Data is not transferred outside of the European Union or the European Economic Area or to international organisations.

 

9. PRINCIPLES FOR PROTECTING THE REGISTER

We protect personal data carefully throughout their lifecycle. All the customer register data is stored electronically. The data content of the register is stored on the hard drive of one computer with password protection. The information systems are protected by means of firewalls.
The personnel are bound by confidentiality.

If we observe an event that would suggest that a data or data security breach has occurred, we start to investigate the matter immediately and attempt to prevent any damage caused by it. We inform the parties required to be informed of the data security breach in accordance with the legal requirements.

 

10. STORAGE, ARCHIVING AND DELETION OF PERSONAL DATA REGISTERS AND DATA CONTENTS

The data will only be stored in the register for the necessary time and extent, and the data controller will only use it for operations related to the purposes listed above.

 

11. RIGHTS OF THE DATA SUBJECT

The data subject shall have the following rights:

• Right to access their data
• Right to rectification
• Right to the erasure of their data
• Right to restriction of processing (denying the accuracy of data or illegal processing)
• Right to object (in case of direct marketing)
• Right to withdraw their consent
• Right to data portability (with regard to automatic processing)
• Right to be informed of data breach related to personal data

A person wishing to exercise their rights may contact the data controller. They may also lodge a complaint with the supervisory authority if they feel that the applicable data protection legislation is breached in the processing of their data.

 

12. WITHDRAWAL OF CONSENT

The data subject has the right to withdraw their consent for the processing of personal data if they want to do so.

The withdrawal of consent shall not affect the lawfulness of processing based on consent before its withdrawal.

The data subject has the right to withdraw their consent to direct marketing and prohibit the data controller from processing the data collected for the purpose of direct marketing.
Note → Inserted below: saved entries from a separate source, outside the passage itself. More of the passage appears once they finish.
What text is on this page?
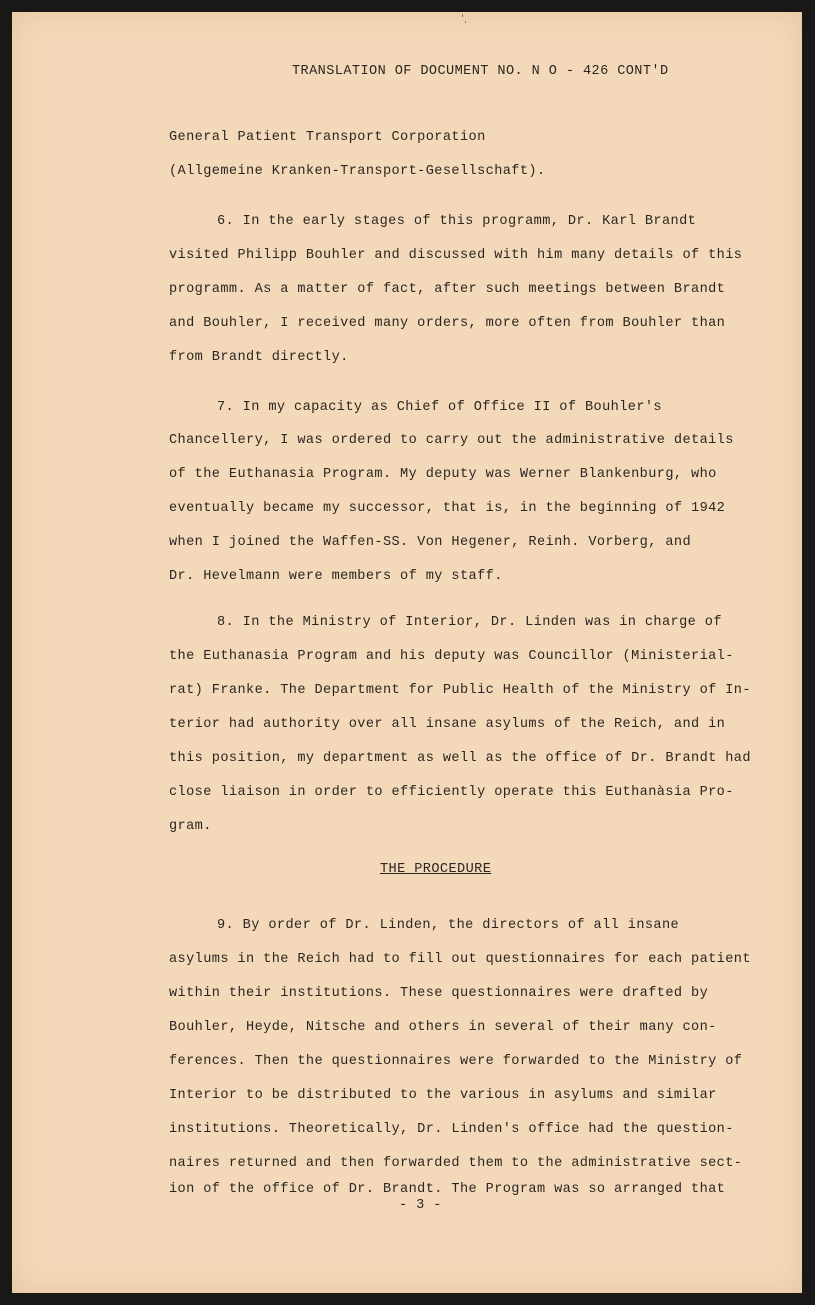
TRANSLATION OF DOCUMENT NO. N O - 426 CONT'D
General Patient Transport Corporation
(Allgemeine Kranken-Transport-Gesellschaft).
6. In the early stages of this programm, Dr. Karl Brandt
visited Philipp Bouhler and discussed with him many details of this
programm. As a matter of fact, after such meetings between Brandt
and Bouhler, I received many orders, more often from Bouhler than
from Brandt directly.
7. In my capacity as Chief of Office II of Bouhler's
Chancellery, I was ordered to carry out the administrative details
of the Euthanasia Program. My deputy was Werner Blankenburg, who
eventually became my successor, that is, in the beginning of 1942
when I joined the Waffen-SS. Von Hegener, Reinh. Vorberg, and
Dr. Hevelmann were members of my staff.
8. In the Ministry of Interior, Dr. Linden was in charge of
the Euthanasia Program and his deputy was Councillor (Ministerial-
rat) Franke. The Department for Public Health of the Ministry of In-
terior had authority over all insane asylums of the Reich, and in
this position, my department as well as the office of Dr. Brandt had
close liaison in order to efficiently operate this Euthanàsia Pro-
gram.
THE PROCEDURE
9. By order of Dr. Linden, the directors of all insane
asylums in the Reich had to fill out questionnaires for each patient
within their institutions. These questionnaires were drafted by
Bouhler, Heyde, Nitsche and others in several of their many con-
ferences. Then the questionnaires were forwarded to the Ministry of
Interior to be distributed to the various in asylums and similar
institutions. Theoretically, Dr. Linden's office had the question-
naires returned and then forwarded them to the administrative sect-
ion of the office of Dr. Brandt. The Program was so arranged that
- 3 -
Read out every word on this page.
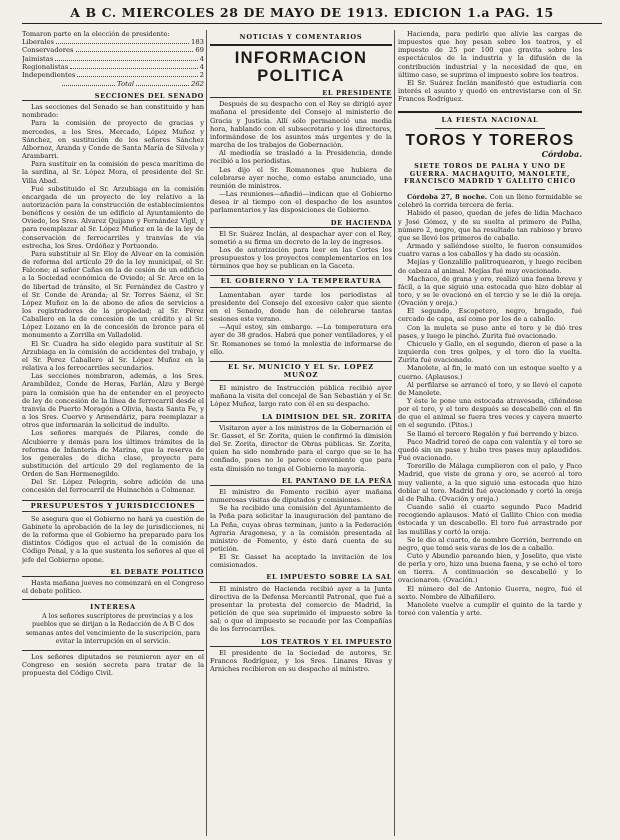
A B C. MIERCOLES 28 DE MAYO DE 1913. EDICION 1.a PAG. 15

Tomaron parte en la elección de presidente:

Liberales	183
Conservadores	69
Jaimistas	4
Regionalistas	4
Independientes	2
Total	262
SECCIONES DEL SENADO

Las secciones del Senado se han constituido y han nombrado:

Para la comisión de proyecto de gracias y mercedes, a los Sres. Mercado, López Muñoz y Sánchez, en sustitución de los señores Sánchez Albornoz, Aranda y Conde de Santa María de Silvela y Arambarri.

Para sustituir en la comisión de pesca marítima de la sardina, al Sr. López Mora, el presidente del Sr. Villa Abad.

Fué substituido el Sr. Arzubiaga en la comisión encargada de un proyecto de ley relativo a la autorización para la construcción de establecimientos benéficos y cesión de un edificio al Ayuntamiento de Oviedo, los Sres. Alvarez Quijano y Fernández Vigil, y para reemplazar al Sr. López Muñoz en la de la ley de conservación de ferrocarriles y tranvías de vía estrecha, los Sres. Ordóñez y Portuondo.

Para substituir al Sr. Eloy de Alvear en la comisión de reforma del artículo 29 de la ley municipal, el Sr. Falcone; al señor Cañas en la de cesión de un edificio a la Sociedad económica de Oviedo; al Sr. Arce en la de libertad de tránsito, el Sr. Fernández de Castro y el Sr. Conde de Aranda; al Sr. Torres Sáenz, el Sr. López Muñoz en la de abono de años de servicios a los registradores de la propiedad; al Sr. Pérez Caballero en la de concesión de un crédito y al Sr. López Lozano en la de concesión de bronce para el monumento a Zorrilla en Valladolid.

El Sr. Cuadra ha sido elegido para sustituir al Sr. Arzubiaga en la comisión de accidentes del trabajo, y el Sr. Perez Caballero al Sr. López Muñoz en la relativa a los ferrocarriles secundarios.

Las secciones nombraron, además, a los Sres. Arambíldez, Conde de Heras, Farlán, Alzu y Bergé para la comisión que ha de entender en el proyecto de ley de concesión de la línea de ferrocarril desde el tranvía de Puerto Moragón a Olivia, hasta Santa Fe, y a los Sres. Cuervo y Armendáriz, para reemplazar a otros que informarán la solicitud de indulto.

Los señores marqués de Pilares, conde de Alcubierre y demás para los últimos trámites de la reforma de Infantería de Marina, que la reserva de los generales de dicha clase, proyecto para substitución del artículo 29 del reglamento de la Orden de San Hermenegildo.

Del Sr. López Pelegrin, sobre adición de una concesión del ferrocarril de Huinachón a Colmenar.

PRESUPUESTOS Y JURISDICCIONES

Se asegura que el Gobierno no hará ya cuestión de Gabinete la aprobación de la ley de jurisdicciones, ni de la reforma que el Gobierno ha preparado para los distintos Códigos que el actual de la comisión de Código Penal, y a la que sustenta los señores al que el jefe del Gobierno opone.

EL DEBATE POLITICO

Hasta mañana jueves no comenzará en el Congreso el debate político.

INTERESA

A los señores suscriptores de provincias y a los pueblos que se dirijan a la Redacción de A B C dos semanas antes del vencimiento de la suscripción, para evitar la interrupción en el servicio.

Los señores diputados se reunieron ayer en el Congreso en sesión secreta para tratar de la propuesta del Código Civil.

NOTICIAS Y COMENTARIOS
INFORMACION
POLITICA
EL PRESIDENTE

Después de su despacho con el Rey se dirigió ayer mañana el presidente del Consejo al ministerio de Gracia y Justicia. Allí sólo permaneció una media hora, hablando con el subsecretario y los directores, informándose de los asuntos más urgentes y de la marcha de los trabajos de Gobernación.

Al mediodía se trasladó a la Presidencia, donde recibió a los periodistas.

Les dijo el Sr. Romanones que hubiera de celebrarse ayer noche, como estaba anunciado, una reunión de ministros.

—Las reuniones—añadió—indican que el Gobierno desea ir al tiempo con el despacho de los asuntos parlamentarios y las disposiciones de Gobierno.

DE HACIENDA

El Sr. Suárez Inclán, al despachar ayer con el Rey, sometió a su firma un decreto de la ley de ingresos.

Los de autorización para leer en las Cortes los presupuestos y los proyectos complementarios en los términos que hoy se publican en la Gaceta.

EL GOBIERNO Y LA TEMPERATURA

Lamentaban ayer tarde los periodistas al presidente del Consejo del excesivo calor que siente en el Senado, donde han de celebrarse tantas sesiones este verano.

—Aquí estoy, sin embargo. —La temperatura era ayer de 38 grados. Habrá que poner ventiladores, y el Sr. Romanones se tomó la molestia de informarse de ello.

EL Sr. MUNICIO Y EL Sr. LOPEZ MUÑOZ

El ministro de Instrucción pública recibió ayer mañana la visita del concejal de San Sebastián y el Sr. López Muñoz, largo rato con él en su despacho.

LA DIMISION DEL SR. ZORITA

Visitaron ayer a los ministros de la Gobernación el Sr. Gasset, el Sr. Zorita, quien le confirmó la dimisión del Sr. Zorita, director de Obras públicas. Sr. Zorita, quien ha sido nombrado para el cargo que se le ha confiado, pues no le parece conveniente que para esta dimisión no tenga el Gobierno la mayoría.

EL PANTANO DE LA PEÑA

El ministro de Fomento recibió ayer mañana numerosas visitas de diputados y comisiones.

Se ha recibido una comisión del Ayuntamiento de la Peña para solicitar la inauguración del pantano de La Peña, cuyas obras terminan, junto a la Federación Agraria Aragonesa, y a la comisión presentada al ministro de Fomento, y éste dará cuenta de su petición.

El Sr. Gasset ha aceptado la invitación de los comisionados.

EL IMPUESTO SOBRE LA SAL

El ministro de Hacienda recibió ayer a la Junta directiva de la Defensa Mercantil Patronal, que fué a presentar la protesta del comercio de Madrid, la petición de que sea suprimido el impuesto sobre la sal; o que el impuesto se recaude por las Compañías de los ferrocarriles.

LOS TEATROS Y EL IMPUESTO

El presidente de la Sociedad de autores, Sr. Francos Rodríguez, y los Sres. Linares Rivas y Arniches recibieron en su despacho al ministro.

Hacienda, para pedirle que alivie las cargas de impuestos que hoy pesan sobre los teatros, y el impuesto de 25 por 100 que gravita sobre los espectáculos de la industria y la difusión de la contribución industrial y la necesidad de que, en último caso, se suprima el impuesto sobre los teatros.

El Sr. Suárez Inclán manifestó que estudiaría con interés el asunto y quedó en entrevistarse con el Sr. Francos Rodríguez.

LA FIESTA NACIONAL
TOROS Y TOREROS
Córdoba.
SIETE TOROS DE PALHA Y UNO DE GUERRA. MACHAQUITO, MANOLETE, FRANCISCO MADRID Y GALLITO CHICO

Córdoba 27, 8 noche. Con un lleno formidable se celebró la corrida tercera de feria.

Habido el paseo, quedan de jefes de lidia Machaco y José Gómez, y de su suelta al primero de Palha, número 2, negro, que ha resultado tan rabioso y bravo que se llevó los primeros de caballo.

Armado y saliéndose suelto, le fueron consumidos cuatro varas a los caballos y ha dado su ocasión.

Mejías y Gonzalillo palitroquearon, y luego reciben de cabeza al animal. Mejías fué muy ovacionado.

Machaco, de grana y oro, realizó una faena breve y fácil, a la que siguió una estocada que hizo doblar al toro, y se le ovacionó en el tercio y se le dió la oreja. (Ovación y oreja.)

El segundo, Escopetero, negro, bragado, fué cercado de capa, así como por los de a caballo.

Con la muleta se puso ante el toro y le dió tres pases, y luego le pinchó. Zurita fué ovacionado.

Chicuelo y Gallo, en el segundo, dieron el pase a la izquierda con tres golpes, y el toro dio la vuelta. Zurita fué ovacionado.

Manolete, al fin, le mató con un estoque suelto y a cuerno. (Aplausos.)

Al perfilarse se arrancó el toro, y se llevó el capote de Manolete.

Y éste le pone una estocada atravesada, ciñéndose por el toro, y el toro después se descabelló con el fin de que el animal se fuera tres veces y cayera muerto en el segundo. (Pitos.)

Se llamó el tercero Regalón y fué berrendo y bizco.

Paco Madrid toreó de capa con valentía y el toro se quedó sin un pase y hubo tres pases muy aplaudidos. Fué ovacionado.

Torerillo de Málaga cumplieron con el palo, y Paco Madrid, que viste de grana y oro, se acercó al toro muy valiente, a la que siguió una estocada que hizo doblar al toro. Madrid fué ovacionado y cortó la oreja al de Palha. (Ovación y oreja.)

Cuando salió el cuarto segundo Paco Madrid recogiendo aplausos. Mató el Gallito Chico con media estocada y un descabello. El toro fué arrastrado por las mulillas y cortó la oreja.

Se le dio al cuarto, de nombre Gorrión, berrendo en negro, que tomó seis varas de los de a caballo.

Cuto y Abundio pareando bien, y Joselito, que viste de perla y oro, hizo una buena faena, y se echó el toro en tierra. A continuación se descabelló y lo ovacionaron. (Ovación.)

El número del de Antonio Guerra, negro, fué el sexto. Nombre de Albañilero.

Manolete vuelve a cumplir el quinto de la tarde y toreó con valentía y arte.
The data subject should contact the data controller to withdraw their consent. With regard to processing of personal data based on contract, refusal to provide personal data prevents the delivery of the service.

 

13. DATA SUBJECT’S RIGHT OF ACCESS

The data subject has the right to access the data concerning them. The access request can be made in person to the data controller or by a letter signed by the data subject. The registers may be accessed with the data controller, or the data subject may request that the data controller collect the information about the data subject.

 

14. RIGHT TO RECTIFICATION

The data subject has the right to demand the rectification of inaccurate data. The rectification request must be sent to the point of contact by e-mail (see section 2). The request shall detail the incorrect data and provide the correct data.

 

15. AUTOMATED DECISION-MAKING OR PROFILING

The processing of personal data does not include any automated decision-making or profiling based on the personal data.

 

16. ADMINISTRATION OF THE REGISTER

The managing director and the office secretary make the decisions about operations related to the data file and execute the actions.

 

17. PERSON DEALING WITH MATTERS RELATED TO THE REGISTER

See section 2.

 

18. INFORMING US OF ISSUES AND DEFICIENCIES

If any issues and/or deficiencies are observed, the person in charge of the register must be informed immediately.